Wednesday, March 10, 2004

TODAY'S TOP FIVE: A Grand Ayatollah of Truth condemning an Interim Constitution of Lies

We're Going to Alaska for the Winter - It's So Warm There Along with black box voting, sudden climate change is currently one of the things keeping me awake at night. The Senate has now voted to spend $60 million researching the possibility of sudden climate change, which some researchers say is possible due to global warming. I note with grim irony that Sen. Ted Stevens, R-Alaska, voted in favor of this program, saying that it is especially important for his home state: "He had previously expressed concern with climate warming problems in his home state such as melting permafrost, possible village relocations, receding Alaskan forests and submerged air strips." Hey Ted: If you're really so worried about it, don't vote against the McCain-Lieberman anti-global warming bill (which he did - the bill was defeated in October). Dick.

Good News, Perverts! Newsday reports: "A videotape of an underage girl exposing her breasts is not child pornography, a judge decided Tuesday in a criminal case against the producer of the Girls Gone Wild' video series." Sadly, the news story doesn't mention (or perhaps the judge himself didn't indicate) exactly what, for this jurist, an underage girl would have to expose to be classified as child pornography.

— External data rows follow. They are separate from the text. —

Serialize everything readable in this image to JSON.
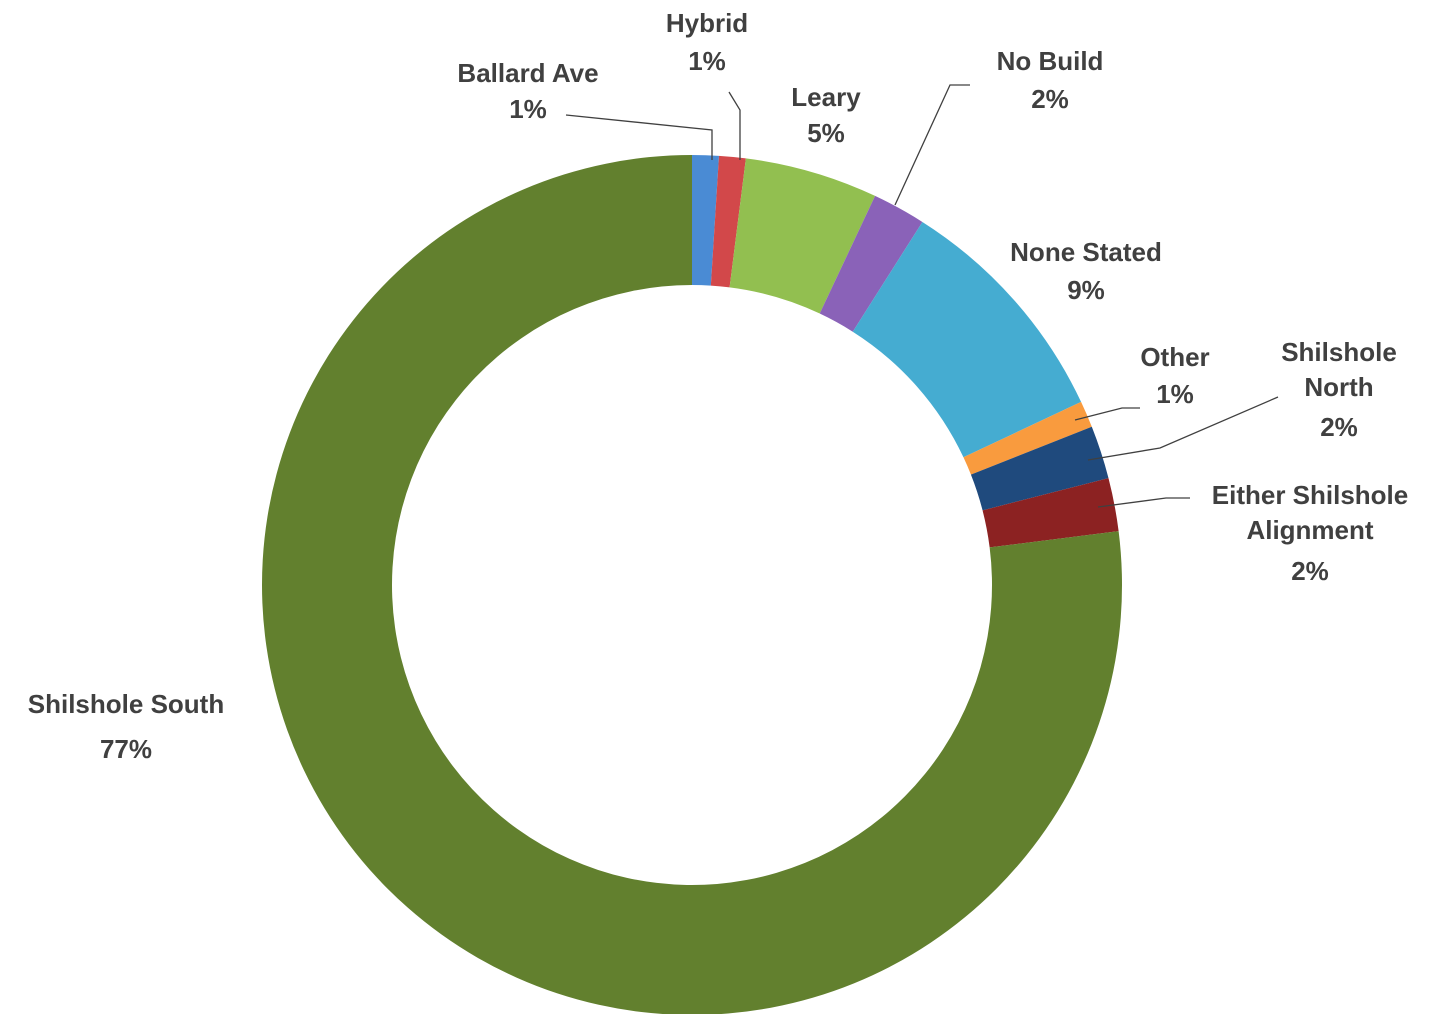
{
  "chart_data": {
    "type": "pie",
    "donut": true,
    "legend": "none",
    "title": "",
    "slices": [
      {
        "label": "Ballard Ave",
        "value": 1,
        "percent_label": "1%",
        "color": "#4a8bd4"
      },
      {
        "label": "Hybrid",
        "value": 1,
        "percent_label": "1%",
        "color": "#d2484a"
      },
      {
        "label": "Leary",
        "value": 5,
        "percent_label": "5%",
        "color": "#92bf50"
      },
      {
        "label": "No Build",
        "value": 2,
        "percent_label": "2%",
        "color": "#8a62b8"
      },
      {
        "label": "None Stated",
        "value": 9,
        "percent_label": "9%",
        "color": "#45acd1"
      },
      {
        "label": "Other",
        "value": 1,
        "percent_label": "1%",
        "color": "#f99b3e"
      },
      {
        "label": "Shilshole North",
        "value": 2,
        "percent_label": "2%",
        "color": "#1f4a7d"
      },
      {
        "label": "Either Shilshole Alignment",
        "value": 2,
        "percent_label": "2%",
        "color": "#8c2222"
      },
      {
        "label": "Shilshole South",
        "value": 77,
        "percent_label": "77%",
        "color": "#62802e"
      }
    ]
  }
}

Hearst Would Be Proud A University of Maryland study of the American press during the run-up to war with Iraq has concluded that the press basically screwed the pooch, acting virtually as "stenographers" for the administration's bogus claims that Saddam had a billion nuclear weapons and had personally destroyed the World Trade Center using super powers. I'm sure the press will take this criticism to heart, and begin actually digging for the truth when confronted with the administration's next round of propaganda. I'm also sure that the Great Pumpkin is going to grant me three wishes this Halloween. I want a pony!

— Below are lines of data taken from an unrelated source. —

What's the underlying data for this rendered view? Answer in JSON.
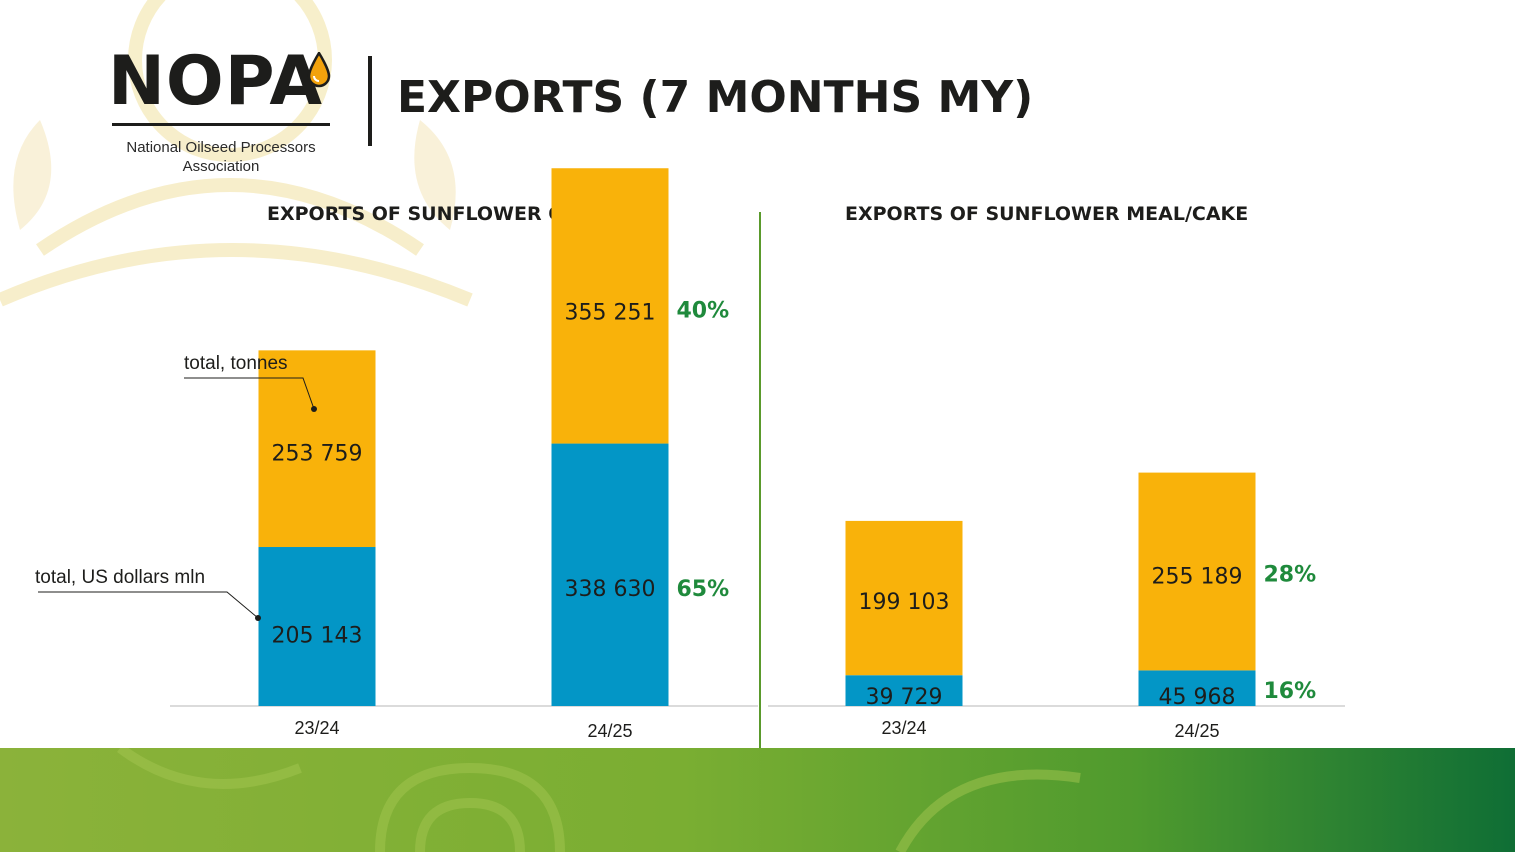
{
  "logo": {
    "wordmark": "NOPA",
    "subtitle_line1": "National Oilseed Processors",
    "subtitle_line2": "Association"
  },
  "page_title": "EXPORTS (7 MONTHS MY)",
  "colors": {
    "tonnes": "#f9b20a",
    "usd": "#0396c6",
    "growth": "#1f8a3c",
    "divider": "#5a9a2c"
  },
  "chart_data": [
    {
      "type": "bar",
      "stacked": true,
      "title": "EXPORTS OF SUNFLOWER OIL",
      "categories": [
        "23/24",
        "24/25"
      ],
      "series": [
        {
          "name": "total, US dollars mln",
          "values": [
            205143,
            338630
          ],
          "color": "#0396c6",
          "growth_labels": [
            "",
            "65%"
          ]
        },
        {
          "name": "total, tonnes",
          "values": [
            253759,
            355251
          ],
          "color": "#f9b20a",
          "growth_labels": [
            "",
            "40%"
          ]
        }
      ],
      "value_labels": [
        [
          "205 143",
          "338 630"
        ],
        [
          "253 759",
          "355 251"
        ]
      ],
      "annotations": [
        "total, tonnes",
        "total, US dollars mln"
      ],
      "ylim": [
        0,
        700000
      ],
      "grid": false,
      "legend": "none"
    },
    {
      "type": "bar",
      "stacked": true,
      "title": "EXPORTS OF SUNFLOWER MEAL/CAKE",
      "categories": [
        "23/24",
        "24/25"
      ],
      "series": [
        {
          "name": "total, US dollars mln",
          "values": [
            39729,
            45968
          ],
          "color": "#0396c6",
          "growth_labels": [
            "",
            "16%"
          ]
        },
        {
          "name": "total, tonnes",
          "values": [
            199103,
            255189
          ],
          "color": "#f9b20a",
          "growth_labels": [
            "",
            "28%"
          ]
        }
      ],
      "value_labels": [
        [
          "39 729",
          "45 968"
        ],
        [
          "199 103",
          "255 189"
        ]
      ],
      "ylim": [
        0,
        700000
      ],
      "grid": false,
      "legend": "none"
    }
  ]
}
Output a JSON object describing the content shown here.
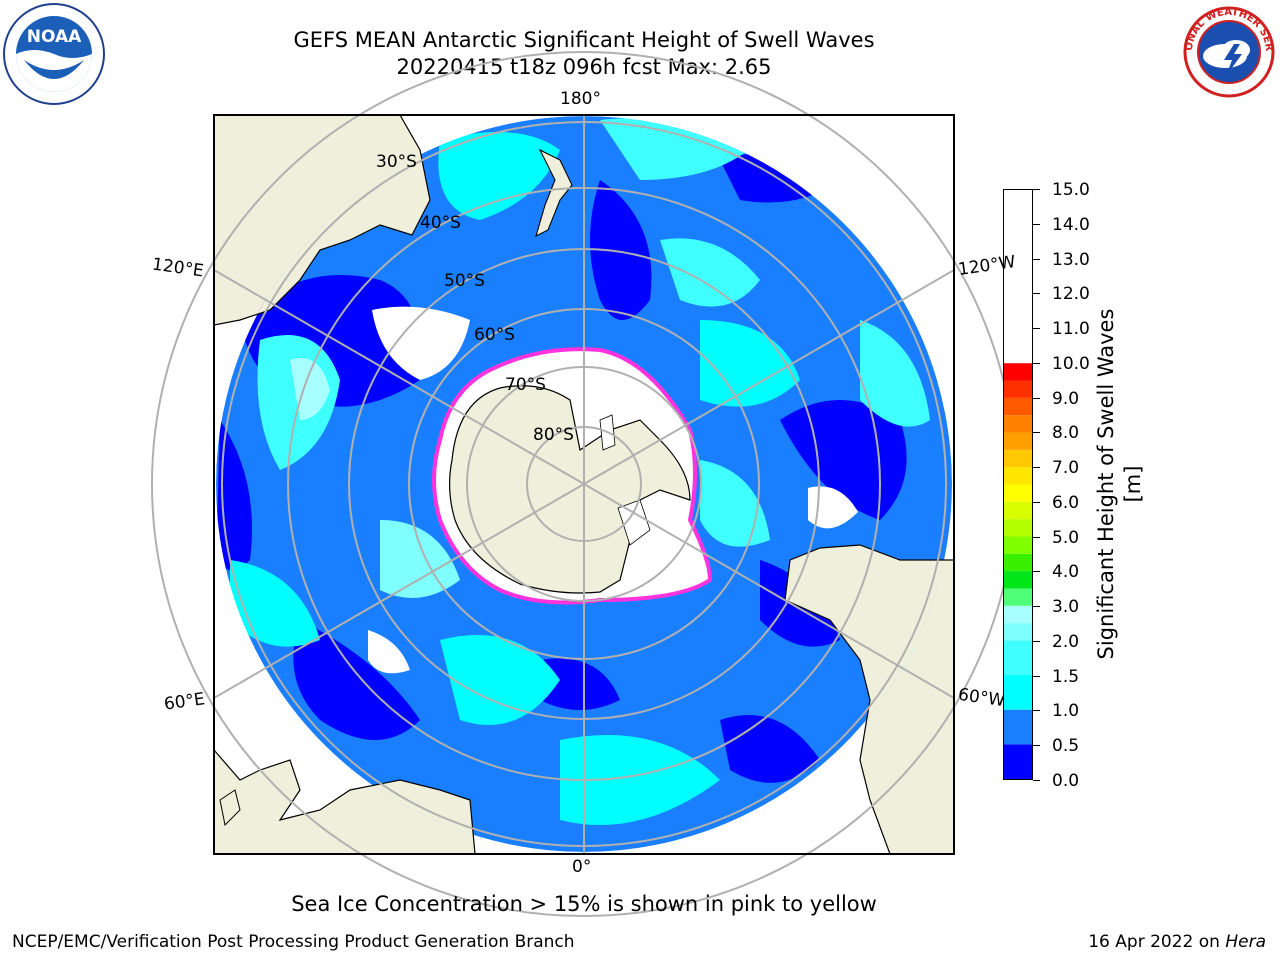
{
  "header": {
    "title_line1": "GEFS MEAN Antarctic Significant Height of Swell Waves",
    "title_line2": "20220415 t18z 096h fcst   Max: 2.65"
  },
  "logos": {
    "left": "NOAA",
    "right": "NATIONAL WEATHER SERVICE"
  },
  "map": {
    "projection": "south polar stereographic",
    "longitude_labels": {
      "top": "180°",
      "bottom": "0°",
      "upper_left": "120°E",
      "upper_right": "120°W",
      "lower_left": "60°E",
      "lower_right": "60°W"
    },
    "latitude_labels": [
      "30°S",
      "40°S",
      "50°S",
      "60°S",
      "70°S",
      "80°S"
    ],
    "colors": {
      "land": "#efefdc",
      "grid": "#b0b0b0"
    }
  },
  "colorbar": {
    "label": "Significant Height of Swell Waves [m]",
    "ticks": [
      "15.0",
      "14.0",
      "13.0",
      "12.0",
      "11.0",
      "10.0",
      "9.0",
      "8.0",
      "7.0",
      "6.0",
      "5.0",
      "4.0",
      "3.0",
      "2.0",
      "1.5",
      "1.0",
      "0.5",
      "0.0"
    ],
    "levels": [
      0.0,
      0.5,
      1.0,
      1.5,
      2.0,
      2.5,
      3.0,
      3.5,
      4.0,
      4.5,
      5.0,
      5.5,
      6.0,
      6.5,
      7.0,
      7.5,
      8.0,
      8.5,
      9.0,
      9.5,
      10.0,
      10.5,
      11.0,
      11.5,
      12.0,
      12.5,
      13.0,
      13.5,
      14.0,
      14.5,
      15.0
    ],
    "colors": [
      "#0000ff",
      "#1a7fff",
      "#00ffff",
      "#40ffff",
      "#80ffff",
      "#a8ffff",
      "#50ff78",
      "#00e619",
      "#38f000",
      "#80ff00",
      "#b3ff00",
      "#d8ff00",
      "#ffff00",
      "#ffe600",
      "#ffc800",
      "#ffa000",
      "#ff8000",
      "#ff5a00",
      "#ff3000",
      "#ff0000"
    ]
  },
  "footer": {
    "note": "Sea Ice Concentration > 15% is shown in pink to yellow",
    "credit": "NCEP/EMC/Verification Post Processing Product Generation Branch",
    "date": "16 Apr 2022 on ",
    "system": "Hera"
  }
}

Republican Weasels: Do As We Say, Not as We Do Progressive political groups are engaging in an unprecedented team-up effort to get rid of George Bush, spending millions on ads highlighting how bad his record is (the groups so far say they have about $70 million in pledges for the campaign; so much for the invincible Republican war chest). This is a tactic that Republicans and their sinister allies have been using for years (remember those assholes Harry and Louise?), but now that the Dems have learned how to do it, the Republicans have responded predictably: "On Tuesday night, Mr. Bush's campaign lawyers said they had filed a complaint with the Federal Election Commission saying some of these commercials are illegal because they effectively oppose Mr. Bush, and were paid for with unlimited or 'soft money' donations, which they say is a violation of campaign finance laws." Pussies.

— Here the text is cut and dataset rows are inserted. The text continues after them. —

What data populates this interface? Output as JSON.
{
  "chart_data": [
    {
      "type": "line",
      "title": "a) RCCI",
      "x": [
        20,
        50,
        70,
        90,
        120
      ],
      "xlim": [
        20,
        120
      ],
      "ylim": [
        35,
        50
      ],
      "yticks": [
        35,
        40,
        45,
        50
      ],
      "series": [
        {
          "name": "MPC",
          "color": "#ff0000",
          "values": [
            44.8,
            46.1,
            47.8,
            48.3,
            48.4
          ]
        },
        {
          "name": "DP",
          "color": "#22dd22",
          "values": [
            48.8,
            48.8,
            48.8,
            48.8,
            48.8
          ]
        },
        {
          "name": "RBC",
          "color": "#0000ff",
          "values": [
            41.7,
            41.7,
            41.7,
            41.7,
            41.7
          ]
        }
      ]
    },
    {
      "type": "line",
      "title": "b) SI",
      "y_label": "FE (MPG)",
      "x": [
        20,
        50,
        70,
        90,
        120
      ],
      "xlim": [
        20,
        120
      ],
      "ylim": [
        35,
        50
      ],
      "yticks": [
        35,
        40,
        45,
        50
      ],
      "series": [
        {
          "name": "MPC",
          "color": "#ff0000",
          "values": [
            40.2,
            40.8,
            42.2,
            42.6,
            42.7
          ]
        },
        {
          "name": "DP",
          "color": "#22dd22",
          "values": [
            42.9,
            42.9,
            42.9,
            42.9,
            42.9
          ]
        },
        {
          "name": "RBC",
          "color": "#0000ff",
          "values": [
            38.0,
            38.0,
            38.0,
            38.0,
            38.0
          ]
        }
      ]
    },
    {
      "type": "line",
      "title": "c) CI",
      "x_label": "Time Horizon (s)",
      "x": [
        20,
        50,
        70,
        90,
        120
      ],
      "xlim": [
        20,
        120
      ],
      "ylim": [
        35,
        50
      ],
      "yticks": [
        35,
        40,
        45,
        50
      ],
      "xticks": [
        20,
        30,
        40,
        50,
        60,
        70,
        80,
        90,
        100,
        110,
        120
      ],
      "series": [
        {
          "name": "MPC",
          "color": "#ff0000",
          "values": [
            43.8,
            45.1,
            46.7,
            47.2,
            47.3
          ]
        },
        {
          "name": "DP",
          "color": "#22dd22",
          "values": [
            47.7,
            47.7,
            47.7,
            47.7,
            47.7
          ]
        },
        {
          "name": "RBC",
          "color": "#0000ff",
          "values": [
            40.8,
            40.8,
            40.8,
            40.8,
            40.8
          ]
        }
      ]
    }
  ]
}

Unintentionally Providing Me With Hours of Amusement Check it out: On George W. Bush's campaign web site, you can make your own customized Bush/Cheney poster! Apparently, someone has thought to block some of the more obvious choices, because while I was easily able to make a "Bush/Cheney: We Fear Consider Arms" poster, I was unable to make either "Experts Agree: Bush Huffs Mad Dong" or "We're A Couple of Murderous Cocksuckers." Go nuts, kids.